On today’s episode of the Healthy Wealthy and Smart Podcast, Andrew Vigotsky joins me to answer audience questions and translate biomechanics literature to clinical practice. Andrew is currently a Master’s student in Biomedical Engineering at Northwestern University in Evanston, IL, concentrating on musculoskeletal biomechanics. His thesis work aims to elucidate the relationship between the shear-wave velocity of muscle, as measured using Supersonic Shear Imaging, and muscle stiffness in vivo.
In this episode, Andrew answers:
-What is your biggest surprise on engaging clinical practitioners with research evidence?
-How much do you feel biomechanics matter when looking at injury and pain development across various exercises?
-If you were building your own program to maximize muscle hypertrophy what parameters would you use?
-What can we draw from EMG studies and what conclusions are fair to make?
-And so many more!
The goal of biomechanics research is to ultimately translate results to the clinic and enhance how clinicians treat their patients. Andrew states, “It’s only after you find those answers that you really understand what your results mean and how your question can affect society.”
Despite the large amount of research done each year in university labs, very little reaches practioners. Andrew notes, “There is a time lag from research to practice in the medical field of about 17 years.” Andrew believes clinicians can improve this transmission rate through a greater focus on science literacy and improved dissemination of new findings.
Best evidence based practice encompasses all elements of a biopsychosocial framework. Andrew believes, “Biomechanics still matters… It’s just in what context does it matter. From the people that are purely biomechanical, the neurophysiological and the pain science stuff matters a lot and we can’t ignore that.”
For more information on Andrew:
Andrew is currently a Master’s student in Biomedical Engineering at Northwestern University in Evanston, IL, where he is concentrating on musculoskeletal biomechanics. His thesis work aims to elucidate the relationship between the shear-wave velocity of muscle, as measured using Supersonic Shear Imaging, and muscle stiffness in vivo. He is completing this work in two different labs: the Neuromuscular Biomechanics Laboratory and the Neurobionics Lab, under Drs. Sabrina Lee and Elliott Rouse, respectively.
Before attending Northwestern, Andrew graduated with a BS in Kinesiology from Arizona State University (ASU). It was during those undergraduate studies that he started getting involved in research; Erin Feser supervised him in ASU’s Motion Analysis Laboratory, where he carried out two data collections that resulted in three publications. The studies investigated the effects of load on good morning kinematics and EMG amplitude, the acute effects of anterior thigh foam rolling, and the validity of the modified Thomas test. In addition to Erin’s mentorship, I also grew close to Dr. Rick Hinrichs, who taught me a lot about biomechanics both inside and outside of the classroom.
While at ASU, Andrew was also able to secure an internship under Dr. Bret Contreras while he was completing research for his Ph.D. Bret has had a profound impact on how he thinks about movement and sports science. Together, they have published over a dozen papers related to strength, muscle hypertrophy, and physical performance, and have much more in the pipeline. Moreover, he has introduced Andrew to other great minds and researchers, such as Chris Beardsley and Dr. Brad Schoenfeld.
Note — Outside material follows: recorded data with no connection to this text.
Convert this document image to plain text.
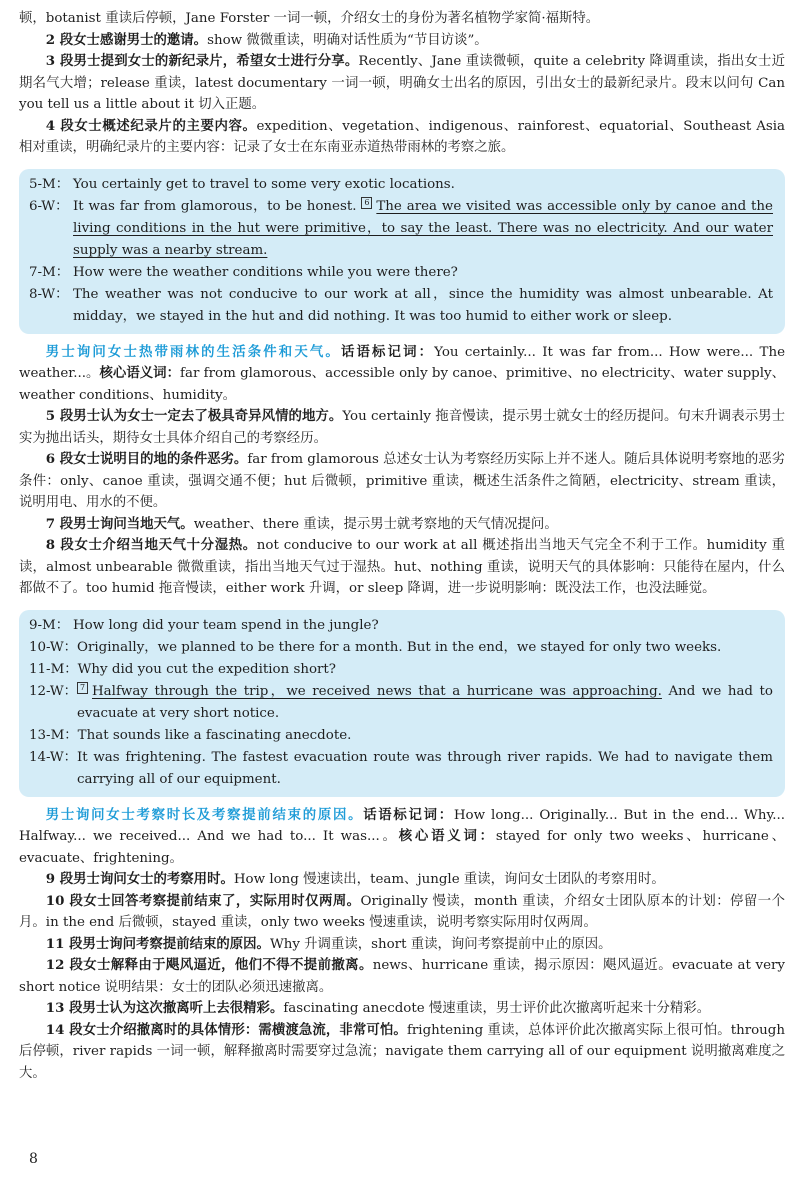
顿，botanist 重读后停顿，Jane Forster 一词一顿，介绍女士的身份为著名植物学家简·福斯特。

2 段女士感谢男士的邀请。show 微微重读，明确对话性质为“节目访谈”。

3 段男士提到女士的新纪录片，希望女士进行分享。Recently、Jane 重读微顿，quite a celebrity 降调重读，指出女士近期名气大增；release 重读，latest documentary 一词一顿，明确女士出名的原因，引出女士的最新纪录片。段末以问句 Can you tell us a little about it 切入正题。

4 段女士概述纪录片的主要内容。expedition、vegetation、indigenous、rainforest、equatorial、Southeast Asia 相对重读，明确纪录片的主要内容：记录了女士在东南亚赤道热带雨林的考察之旅。

5-M： You certainly get to travel to some very exotic locations.
6-W： It was far from glamorous，to be honest. 6 The area we visited was accessible only by canoe and the living conditions in the hut were primitive，to say the least. There was no electricity. And our water supply was a nearby stream.
7-M： How were the weather conditions while you were there?
8-W： The weather was not conducive to our work at all，since the humidity was almost unbearable. At midday，we stayed in the hut and did nothing. It was too humid to either work or sleep.

男士询问女士热带雨林的生活条件和天气。话语标记词：You certainly... It was far from... How were... The weather...。核心语义词：far from glamorous、accessible only by canoe、primitive、no electricity、water supply、weather conditions、humidity。

5 段男士认为女士一定去了极具奇异风情的地方。You certainly 拖音慢读，提示男士就女士的经历提问。句末升调表示男士实为抛出话头，期待女士具体介绍自己的考察经历。

6 段女士说明目的地的条件恶劣。far from glamorous 总述女士认为考察经历实际上并不迷人。随后具体说明考察地的恶劣条件：only、canoe 重读，强调交通不便；hut 后微顿，primitive 重读，概述生活条件之简陋，electricity、stream 重读，说明用电、用水的不便。

7 段男士询问当地天气。weather、there 重读，提示男士就考察地的天气情况提问。

8 段女士介绍当地天气十分湿热。not conducive to our work at all 概述指出当地天气完全不利于工作。humidity 重读，almost unbearable 微微重读，指出当地天气过于湿热。hut、nothing 重读，说明天气的具体影响：只能待在屋内，什么都做不了。too humid 拖音慢读，either work 升调，or sleep 降调，进一步说明影响：既没法工作，也没法睡觉。

9-M： How long did your team spend in the jungle?
10-W： Originally，we planned to be there for a month. But in the end，we stayed for only two weeks.
11-M： Why did you cut the expedition short?
12-W： 7 Halfway through the trip，we received news that a hurricane was approaching. And we had to evacuate at very short notice.
13-M： That sounds like a fascinating anecdote.
14-W： It was frightening. The fastest evacuation route was through river rapids. We had to navigate them carrying all of our equipment.

男士询问女士考察时长及考察提前结束的原因。话语标记词：How long... Originally... But in the end... Why... Halfway... we received... And we had to... It was...。核心语义词：stayed for only two weeks、hurricane、evacuate、frightening。

9 段男士询问女士的考察用时。How long 慢速读出，team、jungle 重读，询问女士团队的考察用时。

10 段女士回答考察提前结束了，实际用时仅两周。Originally 慢读，month 重读，介绍女士团队原本的计划：停留一个月。in the end 后微顿，stayed 重读，only two weeks 慢速重读，说明考察实际用时仅两周。

11 段男士询问考察提前结束的原因。Why 升调重读，short 重读，询问考察提前中止的原因。

12 段女士解释由于飓风逼近，他们不得不提前撤离。news、hurricane 重读，揭示原因：飓风逼近。evacuate at very short notice 说明结果：女士的团队必须迅速撤离。

13 段男士认为这次撤离听上去很精彩。fascinating anecdote 慢速重读，男士评价此次撤离听起来十分精彩。

14 段女士介绍撤离时的具体情形：需横渡急流，非常可怕。frightening 重读，总体评价此次撤离实际上很可怕。through 后停顿，river rapids 一词一顿，解释撤离时需要穿过急流；navigate them carrying all of our equipment 说明撤离难度之大。

8
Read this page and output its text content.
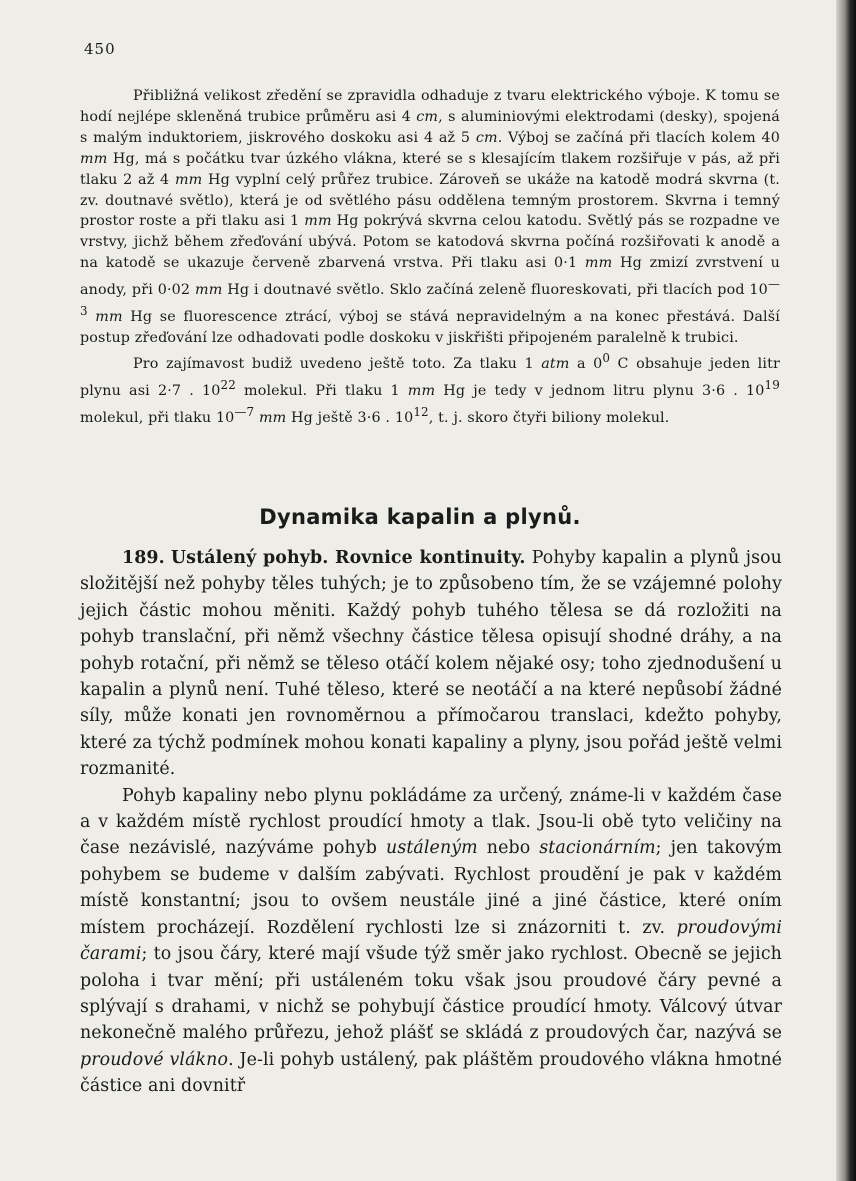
450

Přibližná velikost zředění se zpravidla odhaduje z tvaru elektrického výboje. K tomu se hodí nejlépe skleněná trubice průměru asi 4 cm, s aluminiovými elektrodami (desky), spojená s malým induktoriem, jiskrového doskoku asi 4 až 5 cm. Výboj se začíná při tlacích kolem 40 mm Hg, má s počátku tvar úzkého vlákna, které se s klesajícím tlakem rozšiřuje v pás, až při tlaku 2 až 4 mm Hg vyplní celý průřez trubice. Zároveň se ukáže na katodě modrá skvrna (t. zv. doutnavé světlo), která je od světlého pásu oddělena temným prostorem. Skvrna i temný prostor roste a při tlaku asi 1 mm Hg pokrývá skvrna celou katodu. Světlý pás se rozpadne ve vrstvy, jichž během zřeďování ubývá. Potom se katodová skvrna počíná rozšiřovati k anodě a na katodě se ukazuje červeně zbarvená vrstva. Při tlaku asi 0·1 mm Hg zmizí zvrstvení u anody, při 0·02 mm Hg i doutnavé světlo. Sklo začíná zeleně fluoreskovati, při tlacích pod $10^{—3}$ mm Hg se fluorescence ztrácí, výboj se stává nepravidelným a na konec přestává. Další postup zřeďování lze odhadovati podle doskoku v jiskřišti připojeném paralelně k trubici.

Pro zajímavost budiž uvedeno ještě toto. Za tlaku 1 atm a $0^0$ C obsahuje jeden litr plynu asi 2·7 . $10^{22}$ molekul. Při tlaku 1 mm Hg je tedy v jednom litru plynu 3·6 . $10^{19}$ molekul, při tlaku $10^{—7}$ mm Hg ještě 3·6 . $10^{12}$, t. j. skoro čtyři biliony molekul.

Dynamika kapalin a plynů.

189. Ustálený pohyb. Rovnice kontinuity. Pohyby kapalin a plynů jsou složitější než pohyby těles tuhých; je to způsobeno tím, že se vzájemné polohy jejich částic mohou měniti. Každý pohyb tuhého tělesa se dá rozložiti na pohyb translační, při němž všechny částice tělesa opisují shodné dráhy, a na pohyb rotační, při němž se těleso otáčí kolem nějaké osy; toho zjednodušení u kapalin a plynů není. Tuhé těleso, které se neotáčí a na které nepůsobí žádné síly, může konati jen rovnoměrnou a přímočarou translaci, kdežto pohyby, které za týchž podmínek mohou konati kapaliny a plyny, jsou pořád ještě velmi rozmanité.

Pohyb kapaliny nebo plynu pokládáme za určený, známe-li v každém čase a v každém místě rychlost proudící hmoty a tlak. Jsou-li obě tyto veličiny na čase nezávislé, nazýváme pohyb ustáleným nebo stacionárním; jen takovým pohybem se budeme v dalším zabývati. Rychlost proudění je pak v každém místě konstantní; jsou to ovšem neustále jiné a jiné částice, které oním místem procházejí. Rozdělení rychlosti lze si znázorniti t. zv. proudovými čarami; to jsou čáry, které mají všude týž směr jako rychlost. Obecně se jejich poloha i tvar mění; při ustáleném toku však jsou proudové čáry pevné a splývají s drahami, v nichž se pohybují částice proudící hmoty. Válcový útvar nekonečně malého průřezu, jehož plášť se skládá z proudových čar, nazývá se proudové vlákno. Je-li pohyb ustálený, pak pláštěm proudového vlákna hmotné částice ani dovnitř
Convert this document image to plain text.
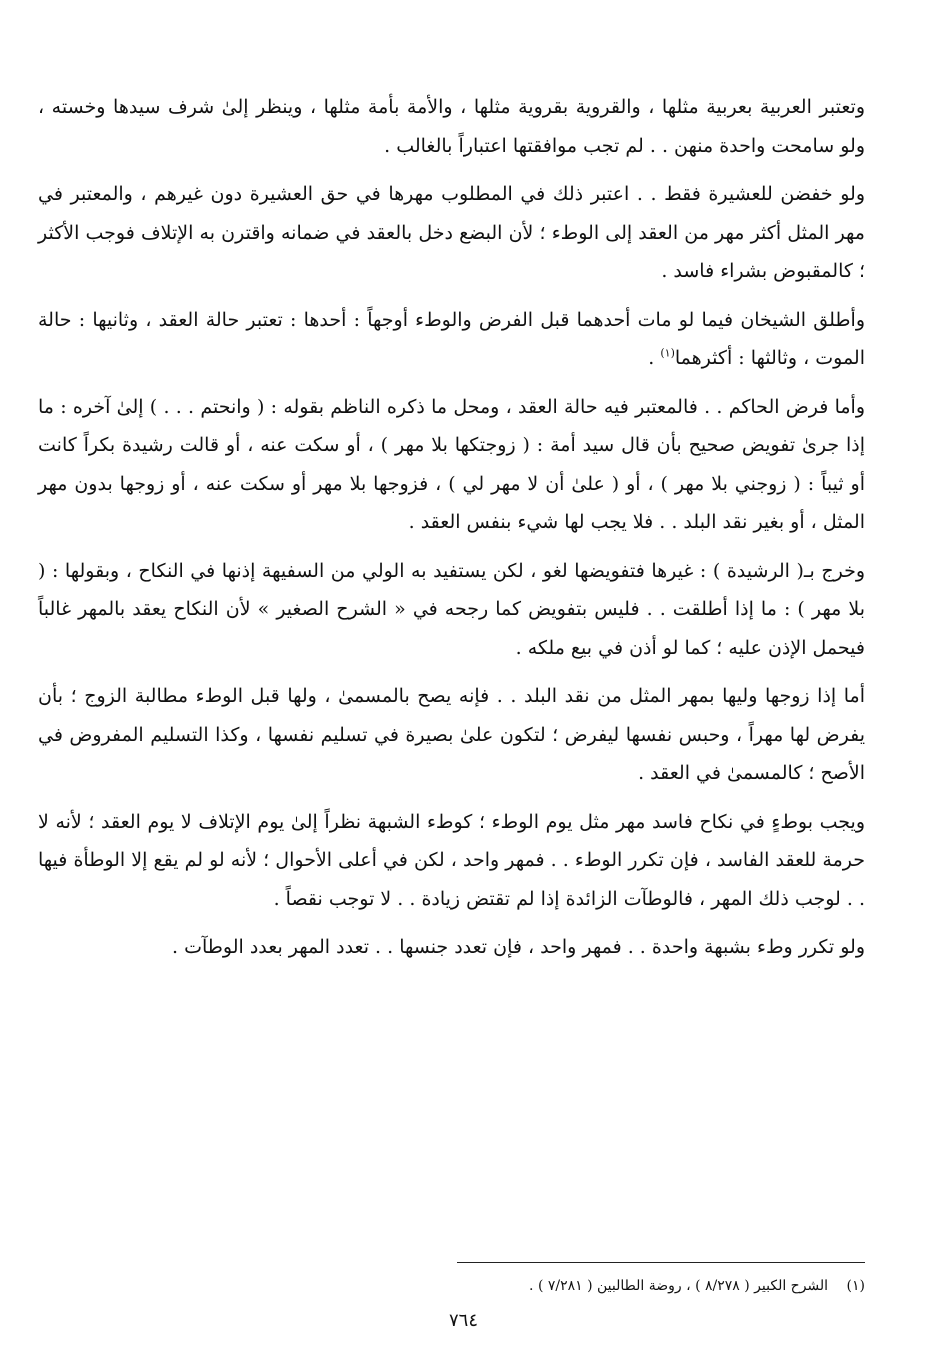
وتعتبر العربية بعربية مثلها ، والقروية بقروية مثلها ، والأمة بأمة مثلها ، وينظر إلىٰ شرف سيدها وخسته ، ولو سامحت واحدة منهن . . لم تجب موافقتها اعتباراً بالغالب .

ولو خفضن للعشيرة فقط . . اعتبر ذلك في المطلوب مهرها في حق العشيرة دون غيرهم ، والمعتبر في مهر المثل أكثر مهر من العقد إلى الوطء ؛ لأن البضع دخل بالعقد في ضمانه واقترن به الإتلاف فوجب الأكثر ؛ كالمقبوض بشراء فاسد .

وأطلق الشيخان فيما لو مات أحدهما قبل الفرض والوطء أوجهاً : أحدها : تعتبر حالة العقد ، وثانيها : حالة الموت ، وثالثها : أكثرهما$^{(١)}$ .

وأما فرض الحاكم . . فالمعتبر فيه حالة العقد ، ومحل ما ذكره الناظم بقوله : ( وانحتم . . . ) إلىٰ آخره : ما إذا جرىٰ تفويض صحيح بأن قال سيد أمة : ( زوجتكها بلا مهر ) ، أو سكت عنه ، أو قالت رشيدة بكراً كانت أو ثيباً : ( زوجني بلا مهر ) ، أو ( علىٰ أن لا مهر لي ) ، فزوجها بلا مهر أو سكت عنه ، أو زوجها بدون مهر المثل ، أو بغير نقد البلد . . فلا يجب لها شيء بنفس العقد .

وخرج بـ( الرشيدة ) : غيرها فتفويضها لغو ، لكن يستفيد به الولي من السفيهة إذنها في النكاح ، وبقولها : ( بلا مهر ) : ما إذا أطلقت . . فليس بتفويض كما رجحه في « الشرح الصغير » لأن النكاح يعقد بالمهر غالباً فيحمل الإذن عليه ؛ كما لو أذن في بيع ملكه .

أما إذا زوجها وليها بمهر المثل من نقد البلد . . فإنه يصح بالمسمىٰ ، ولها قبل الوطء مطالبة الزوج ؛ بأن يفرض لها مهراً ، وحبس نفسها ليفرض ؛ لتكون علىٰ بصيرة في تسليم نفسها ، وكذا التسليم المفروض في الأصح ؛ كالمسمىٰ في العقد .

ويجب بوطءٍ في نكاح فاسد مهر مثل يوم الوطء ؛ كوطء الشبهة نظراً إلىٰ يوم الإتلاف لا يوم العقد ؛ لأنه لا حرمة للعقد الفاسد ، فإن تكرر الوطء . . فمهر واحد ، لكن في أعلى الأحوال ؛ لأنه لو لم يقع إلا الوطأة فيها . . لوجب ذلك المهر ، فالوطآت الزائدة إذا لم تقتض زيادة . . لا توجب نقصاً .

ولو تكرر وطء بشبهة واحدة . . فمهر واحد ، فإن تعدد جنسها . . تعدد المهر بعدد الوطآت .

(١) الشرح الكبير ( ٨/٢٧٨ ) ، روضة الطالبين ( ٧/٢٨١ ) .
٧٦٤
After graduating from ASU, Andrew completed pre-requisites for graduate school (i.e., math, physics, and engineering courses) at a local community college while splitting time between two laboratories: the Leon Root, MD Motion Analysis Laboratory, at the Hospital for Special Surgery (HSS), and the Human Performance Laboratory, at CUNY Lehman. At HSS, he worked under Dr. Andrew Kraszewski to develop a 3D-mesh model of the gluteus maximus. At CUNY Lehman, he worked under Dr. Brad Schoenfeld to train participants and collect data for a training study, and also designed and carried out a cross-sectional study that investigated the determinants of squat strength, which is currently in peer-review.